Mohamed Mechmache à la tête de la concertation avec les habitants sur la politique de la ville ? L'idée pourrait faire sourire, tant le responsable de la remuante association AC Le feu qui a vu le jour au lendemain des émeutes urbaines de 2005 ne passe pas pour un courtisan du pouvoir. C'est pourtant lui ainsi que l'urbaniste Marie-Hélène Bacqué que le ministre a convaincu de prendre en charge une mission sur la participation des habitants. L'annonce devrait se faire officiellement mardi 18 décembre.

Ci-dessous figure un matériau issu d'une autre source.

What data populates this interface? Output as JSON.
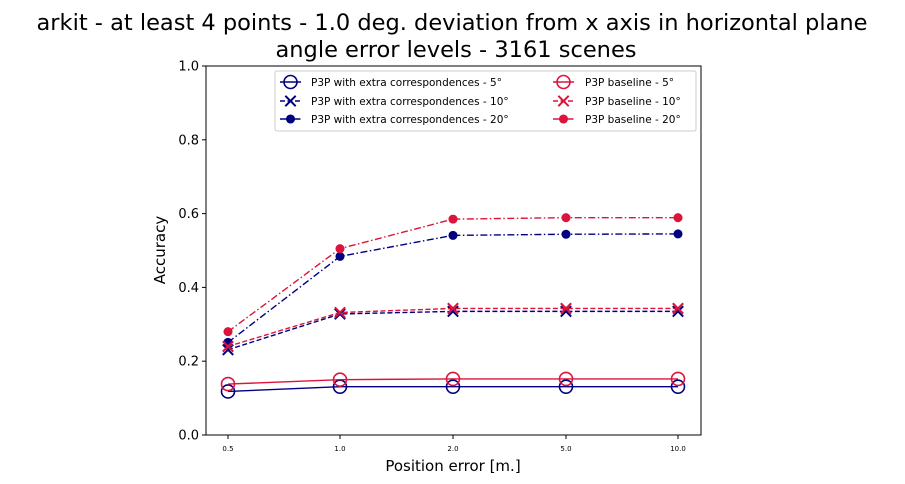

Voici deux mois que François Lamy a lancé sa grande consultation intitulée "Quartiers, engageons le changement". Grand raout à Roubaix, réunions de groupes de travail, plénières d'étape... le show est huilé et le ministre avance ses pions pour parvenir à une réforme de la géographie prioritaire comme dans l'obtention de nouveaux crédits pour les banlieues pauvres. Mais il manquait un acteur les habitants de cités et cela commençait à se voir. Quatre tables rondes ont donc été programmées tout au long du mois de janvier dans les villes de Bobigny, Rennes, la Seyne-sur-Mer et Strasbourg. Une agence de communication l'incontournable Campana et Eleb, l'agence chère aux mairies communistes est chargée de les mettre en scène.

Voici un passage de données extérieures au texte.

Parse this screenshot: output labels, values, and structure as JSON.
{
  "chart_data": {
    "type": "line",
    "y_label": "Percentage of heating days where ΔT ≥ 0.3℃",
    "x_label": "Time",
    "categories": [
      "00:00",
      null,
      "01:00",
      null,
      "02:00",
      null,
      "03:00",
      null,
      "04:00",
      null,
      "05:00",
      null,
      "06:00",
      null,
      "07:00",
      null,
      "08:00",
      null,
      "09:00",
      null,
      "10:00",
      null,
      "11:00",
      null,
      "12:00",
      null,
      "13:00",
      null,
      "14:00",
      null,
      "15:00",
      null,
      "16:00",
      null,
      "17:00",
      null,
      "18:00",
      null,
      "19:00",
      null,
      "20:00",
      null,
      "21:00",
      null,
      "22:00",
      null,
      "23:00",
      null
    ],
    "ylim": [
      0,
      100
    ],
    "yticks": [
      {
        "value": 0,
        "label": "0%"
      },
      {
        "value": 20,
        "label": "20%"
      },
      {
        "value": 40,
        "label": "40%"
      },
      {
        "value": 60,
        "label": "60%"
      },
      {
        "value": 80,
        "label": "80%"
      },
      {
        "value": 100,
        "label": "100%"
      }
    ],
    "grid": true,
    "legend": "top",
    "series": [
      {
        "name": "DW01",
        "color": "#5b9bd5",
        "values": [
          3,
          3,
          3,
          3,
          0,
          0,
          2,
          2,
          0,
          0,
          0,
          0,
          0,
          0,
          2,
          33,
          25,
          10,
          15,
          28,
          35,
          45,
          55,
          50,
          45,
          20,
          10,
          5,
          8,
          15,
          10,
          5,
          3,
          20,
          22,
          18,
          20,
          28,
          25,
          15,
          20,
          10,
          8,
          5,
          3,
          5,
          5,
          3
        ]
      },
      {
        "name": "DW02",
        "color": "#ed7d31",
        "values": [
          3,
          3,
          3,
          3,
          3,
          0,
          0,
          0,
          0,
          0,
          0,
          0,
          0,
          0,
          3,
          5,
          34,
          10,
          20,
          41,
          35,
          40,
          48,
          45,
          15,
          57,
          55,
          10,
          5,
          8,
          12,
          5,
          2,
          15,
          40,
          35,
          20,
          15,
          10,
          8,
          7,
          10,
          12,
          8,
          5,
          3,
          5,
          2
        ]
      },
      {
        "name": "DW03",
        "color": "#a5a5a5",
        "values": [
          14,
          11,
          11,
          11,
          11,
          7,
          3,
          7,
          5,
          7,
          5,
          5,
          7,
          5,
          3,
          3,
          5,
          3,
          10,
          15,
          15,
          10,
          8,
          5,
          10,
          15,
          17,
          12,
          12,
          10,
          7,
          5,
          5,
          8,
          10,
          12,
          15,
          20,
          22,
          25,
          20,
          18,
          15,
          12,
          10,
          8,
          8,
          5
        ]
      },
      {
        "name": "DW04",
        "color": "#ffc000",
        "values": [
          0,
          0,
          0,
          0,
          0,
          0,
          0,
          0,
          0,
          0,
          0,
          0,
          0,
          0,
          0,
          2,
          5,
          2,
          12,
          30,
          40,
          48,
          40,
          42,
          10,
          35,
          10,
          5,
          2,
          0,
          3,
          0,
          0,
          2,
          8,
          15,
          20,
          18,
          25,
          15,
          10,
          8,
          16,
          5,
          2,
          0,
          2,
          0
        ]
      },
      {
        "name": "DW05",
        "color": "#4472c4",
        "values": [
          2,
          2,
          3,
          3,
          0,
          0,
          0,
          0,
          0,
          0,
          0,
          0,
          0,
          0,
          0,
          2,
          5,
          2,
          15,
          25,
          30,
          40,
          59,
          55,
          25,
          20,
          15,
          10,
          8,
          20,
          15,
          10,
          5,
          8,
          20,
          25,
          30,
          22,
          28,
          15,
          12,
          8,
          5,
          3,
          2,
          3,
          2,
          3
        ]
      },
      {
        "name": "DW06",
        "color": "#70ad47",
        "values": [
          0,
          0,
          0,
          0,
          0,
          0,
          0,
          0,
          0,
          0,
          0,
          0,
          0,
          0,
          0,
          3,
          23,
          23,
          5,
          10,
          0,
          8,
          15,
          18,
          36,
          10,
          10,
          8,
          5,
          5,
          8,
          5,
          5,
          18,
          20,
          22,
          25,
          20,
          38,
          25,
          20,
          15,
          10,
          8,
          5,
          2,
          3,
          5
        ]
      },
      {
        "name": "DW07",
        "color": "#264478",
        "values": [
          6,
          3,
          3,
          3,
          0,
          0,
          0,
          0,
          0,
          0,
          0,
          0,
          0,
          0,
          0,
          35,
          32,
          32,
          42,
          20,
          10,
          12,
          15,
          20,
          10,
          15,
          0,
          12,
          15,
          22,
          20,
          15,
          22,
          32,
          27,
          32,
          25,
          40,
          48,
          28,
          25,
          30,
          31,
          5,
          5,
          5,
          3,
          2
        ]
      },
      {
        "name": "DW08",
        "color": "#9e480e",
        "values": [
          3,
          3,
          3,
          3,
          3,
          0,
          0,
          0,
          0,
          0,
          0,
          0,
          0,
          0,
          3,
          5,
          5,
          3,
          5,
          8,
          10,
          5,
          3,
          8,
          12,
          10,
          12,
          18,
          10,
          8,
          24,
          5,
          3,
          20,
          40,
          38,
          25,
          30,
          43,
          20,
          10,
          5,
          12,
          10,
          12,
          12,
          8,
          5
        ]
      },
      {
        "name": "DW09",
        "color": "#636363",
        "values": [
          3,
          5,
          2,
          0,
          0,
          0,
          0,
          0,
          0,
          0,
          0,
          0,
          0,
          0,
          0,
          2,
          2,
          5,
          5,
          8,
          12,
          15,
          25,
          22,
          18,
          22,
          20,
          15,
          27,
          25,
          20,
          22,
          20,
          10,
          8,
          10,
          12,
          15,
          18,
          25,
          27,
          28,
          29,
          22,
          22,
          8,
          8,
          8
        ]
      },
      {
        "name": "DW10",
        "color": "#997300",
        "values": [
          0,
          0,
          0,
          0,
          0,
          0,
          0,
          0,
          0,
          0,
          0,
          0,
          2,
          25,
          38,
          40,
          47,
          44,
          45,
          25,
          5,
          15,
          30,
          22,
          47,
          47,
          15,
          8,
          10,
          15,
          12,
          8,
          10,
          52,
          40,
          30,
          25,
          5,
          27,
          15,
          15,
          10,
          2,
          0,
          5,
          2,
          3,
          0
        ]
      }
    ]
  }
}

Pas de numéro de claquettes
Mais cela ne suffisait pas, lui disaient ses contacts dans le monde associatif. Car le ministre reçoit beaucoup. Outre une quantité incroyable d'élus de banlieue, des responsables associatifs ont été invités au ministère. C'est ainsi que le ministre a consulté Salah Amokrane, directeur de l'association toulousaine Tactikollectif, et Mohamed Mechmache, de Clichy-sous-Bois, tous deux animateurs et cofondateurs du Forum social des quartiers populaires. Les deux militants des quartiers lui ont dit l'importance d'associer les habitants à toute opération les concernant. "Le gros problème de la politique de la ville, c'est qu'on n'écoute que les élus et les techniciens de la ville. Il faut prendre le temps d'écouter et d'accompagner les initiatives autonomes", explique le Toulousain. M. Mechmache a insisté pour ne pas s'en tenir à de simples rencontres alibi : "Les quartiers n'ont pas besoin de réunions où le ministre vient faire son numéro de claquettes comme on l'a vu avec Fadela Amara."

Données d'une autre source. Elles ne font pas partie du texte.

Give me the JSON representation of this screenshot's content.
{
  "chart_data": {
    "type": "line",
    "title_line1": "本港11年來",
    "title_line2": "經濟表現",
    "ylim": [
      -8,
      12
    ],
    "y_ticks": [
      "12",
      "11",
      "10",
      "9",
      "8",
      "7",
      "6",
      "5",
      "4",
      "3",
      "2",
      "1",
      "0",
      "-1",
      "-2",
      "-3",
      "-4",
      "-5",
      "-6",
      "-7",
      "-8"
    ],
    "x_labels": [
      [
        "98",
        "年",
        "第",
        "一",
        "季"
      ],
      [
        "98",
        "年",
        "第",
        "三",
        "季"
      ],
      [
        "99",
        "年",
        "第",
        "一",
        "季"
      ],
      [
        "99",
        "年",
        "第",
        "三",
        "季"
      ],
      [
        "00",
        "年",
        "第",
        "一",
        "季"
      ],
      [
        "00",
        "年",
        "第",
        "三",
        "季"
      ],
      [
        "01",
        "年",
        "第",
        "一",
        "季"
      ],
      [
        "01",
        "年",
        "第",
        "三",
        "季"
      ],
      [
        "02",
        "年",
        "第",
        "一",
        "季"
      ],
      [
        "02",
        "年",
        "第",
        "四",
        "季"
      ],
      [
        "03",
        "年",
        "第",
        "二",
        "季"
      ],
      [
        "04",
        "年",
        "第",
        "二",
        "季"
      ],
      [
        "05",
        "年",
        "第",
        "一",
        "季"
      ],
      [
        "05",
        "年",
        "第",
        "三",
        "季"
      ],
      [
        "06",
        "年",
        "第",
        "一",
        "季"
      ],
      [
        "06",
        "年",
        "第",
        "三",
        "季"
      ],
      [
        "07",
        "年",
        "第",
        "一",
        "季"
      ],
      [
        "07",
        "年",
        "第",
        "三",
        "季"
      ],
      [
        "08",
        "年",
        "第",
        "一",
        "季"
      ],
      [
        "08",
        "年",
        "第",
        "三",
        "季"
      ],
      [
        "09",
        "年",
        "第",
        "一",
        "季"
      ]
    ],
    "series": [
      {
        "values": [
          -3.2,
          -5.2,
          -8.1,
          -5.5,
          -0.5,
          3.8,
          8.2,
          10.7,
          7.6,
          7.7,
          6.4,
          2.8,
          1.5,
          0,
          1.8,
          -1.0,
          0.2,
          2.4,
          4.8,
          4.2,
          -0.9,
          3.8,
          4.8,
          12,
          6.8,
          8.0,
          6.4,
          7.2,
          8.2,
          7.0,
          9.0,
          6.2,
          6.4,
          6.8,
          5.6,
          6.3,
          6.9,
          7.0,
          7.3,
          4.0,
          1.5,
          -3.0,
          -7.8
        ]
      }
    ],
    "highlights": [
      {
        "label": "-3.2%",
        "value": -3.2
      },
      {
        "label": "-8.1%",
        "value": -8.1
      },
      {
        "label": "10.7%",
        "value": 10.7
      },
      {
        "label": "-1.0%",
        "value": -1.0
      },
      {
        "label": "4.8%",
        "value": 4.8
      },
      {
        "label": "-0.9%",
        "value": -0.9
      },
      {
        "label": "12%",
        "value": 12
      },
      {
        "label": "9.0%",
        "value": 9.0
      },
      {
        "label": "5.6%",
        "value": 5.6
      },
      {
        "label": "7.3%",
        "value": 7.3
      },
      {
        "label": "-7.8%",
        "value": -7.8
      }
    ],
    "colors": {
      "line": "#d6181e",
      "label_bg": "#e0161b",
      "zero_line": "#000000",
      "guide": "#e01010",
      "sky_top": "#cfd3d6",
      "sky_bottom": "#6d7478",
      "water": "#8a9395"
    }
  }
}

Après une campagne présidentielle où la banlieue a eu l'impression d'avoir été la grande oubliée, c'est peu dire que la frange active des quartiers regardait avec méfiance cette nouvelle consultation. Conscient que la gauche devait se refaire une image auprès des militants des cités, le ministre de la ville a décidé d'afficher cette nouvelle priorité. Depuis trente ans, la politique de la ville a toujours échoué dans ce domaine, comme le faisait remarquer le sociologue Renaud Epstein lors du colloque sur la politique de la ville du Centre d'analyse stratégique mercredi 12 décembre à Sciences Po : "En France, il y a beaucoup de rhétorique participative mais peu de pratique."
Savoir entendre et associer
C'est ce défi que Mohamed Mechmache et Marie-Hélène Bacqué sont chargés de relever pour une mission de quatre mois, au terme de laquelle ils doivent rendre des propositions de structures pérennes et des outils permettant l'expression des habitants et des associations. "On ne peut pas faire des opérations de politique de la ville sans se préoccuper de ceux à qui cela s'adresse", assure M. Lamy. A ses yeux, de nombreuses opérations de rénovation urbaines ou de contrats de ville ont été ratés par manque de collaboration avec les habitants et les associations.
"On le voit lors des opérations de démolition/reconstruction : on a à la fois des rêves de désenclavement et en même temps un attachement à un lieu de lien social. Il faut savoir l'entendre et associer les habitants au montage des projets et à leur évolution", insiste encore le ministre. Un début d'"empowerment" à l'américaine, rendant les citoyens acteurs de leur changement. "Il nous a entendu", sourit M. Mechmache. Reste maintenant à allouer les moyens pour que cela ne devienne pas un gadget.